To cut or not to cut? Bladder preservation takes center stage
As next-gen therapies deliver striking response rates, experts debate whether cystectomy is still essential—or becoming optional.

The latest generation of neoadjuvant chemotherapy approaches to bladder cancer has transformed bladder preservation from wishful thinking into a topic for serious discussion. Between 55% and 60% of patients undergoing radical cystectomy have no viable tumor in their bladder following neoadjuvant enfortumab vedotin + pembrolizumab or gemcitabine + cisplatin + durvalumab.
“These regimens have, for the first time in three decades, improved survival of patients in a meaningful way,” said Ashish Kamat, MD, MBBS, FACS, endowed professor of urologic oncology and cancer research and director of the Bladder Cancer Support Program at the University of Texas MD Anderson Cancer Center in Houston, Texas. “We should not forget that it is the medical treatment, the drugs, plus the surgical treatment—the removal of the bladder—that has been shown to improve survival. If you try to pick one part of the menu and forget the other components, there’s no guarantee that patients will still live longer.”
The reality that improved survival is associated with the combination of medical plus surgical treatment has not stopped clinicians and patients from questioning the need for cystectomy, given the apparent effectiveness of medical approaches. Clinical trials to assess prognostic factors that may predict survival independent of cystectomy are underway in Europe and the U.S.
Dr. Kamat will moderate a Crossfire debate exploring current thinking around cystectomy and next-generation neoadjuvant regimens at the 2026 AUA Annual Meeting. Bladder Preservation After Neoadjuvant Chemotherapy With Next-Generation Treatments: Can Cystectomy Be Avoided? will highlight the opening plenary session 9:15-9:35 a.m., Friday, May 15, in Hall D of the Walter E. Washington Convention Center.
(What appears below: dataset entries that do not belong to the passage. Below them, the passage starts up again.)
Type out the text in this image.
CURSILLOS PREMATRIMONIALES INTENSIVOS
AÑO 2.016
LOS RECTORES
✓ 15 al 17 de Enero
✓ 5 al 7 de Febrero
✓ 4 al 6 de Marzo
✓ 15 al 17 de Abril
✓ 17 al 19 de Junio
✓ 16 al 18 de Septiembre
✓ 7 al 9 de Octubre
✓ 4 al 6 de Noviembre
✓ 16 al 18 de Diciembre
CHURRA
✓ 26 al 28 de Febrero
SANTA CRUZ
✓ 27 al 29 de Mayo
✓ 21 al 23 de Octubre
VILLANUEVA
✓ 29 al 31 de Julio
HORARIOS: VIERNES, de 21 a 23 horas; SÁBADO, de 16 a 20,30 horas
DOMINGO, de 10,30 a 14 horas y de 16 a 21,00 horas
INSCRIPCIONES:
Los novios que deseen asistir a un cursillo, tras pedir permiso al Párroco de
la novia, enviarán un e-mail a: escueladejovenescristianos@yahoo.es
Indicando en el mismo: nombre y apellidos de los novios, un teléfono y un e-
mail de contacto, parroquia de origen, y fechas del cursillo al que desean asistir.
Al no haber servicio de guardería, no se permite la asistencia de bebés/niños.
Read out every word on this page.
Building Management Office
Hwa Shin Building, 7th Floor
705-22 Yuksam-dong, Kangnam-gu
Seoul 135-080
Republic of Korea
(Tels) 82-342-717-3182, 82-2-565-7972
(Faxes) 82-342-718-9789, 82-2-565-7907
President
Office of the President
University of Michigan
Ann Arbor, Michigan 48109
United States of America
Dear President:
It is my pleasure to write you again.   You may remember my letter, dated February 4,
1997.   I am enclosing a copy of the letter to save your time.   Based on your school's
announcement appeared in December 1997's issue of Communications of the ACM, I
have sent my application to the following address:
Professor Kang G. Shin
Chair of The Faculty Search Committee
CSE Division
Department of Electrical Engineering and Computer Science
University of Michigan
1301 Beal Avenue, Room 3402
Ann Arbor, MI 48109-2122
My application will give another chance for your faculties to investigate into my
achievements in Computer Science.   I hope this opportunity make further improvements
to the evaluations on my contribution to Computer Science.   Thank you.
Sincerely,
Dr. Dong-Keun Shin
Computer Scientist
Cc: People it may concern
Amy Luckenbaugh, MD, FACS, assistant professor of urology at Vanderbilt University in Nashville, Tennessee, and Shilpa Gupta, MD, director of genitourinary medical oncology at Taussig Cancer Institute and co-leader of the Genitourinary Oncology Program at Cleveland Clinic in Cleveland, Ohio, will open the session with data for and against bladder preservation. Shahrokh Shariat, MD, professor and chair of urology at the Medical University of Vienna in Austria, and Alejandro Rodriguez, MD, associate professor of urology at the Wake Forest University School of Medicine in Winston-Salem, North Carolina, will offer rebuttals.
“The response rates are so great now, and there is actual data to argue,” Dr. Kamat said. “This is going to be an exciting debate because we don’t have to venture into the theoretical realms of philosophy to suggest that it is better for someone to live with their bladder or not. We have data and clinical trials underway. The whole debate is how we, or even can we, intelligently try to identify patients who would be in the 60% without viable tumor after these more effective treatments. Does that actually mean we avoid removing bladders?”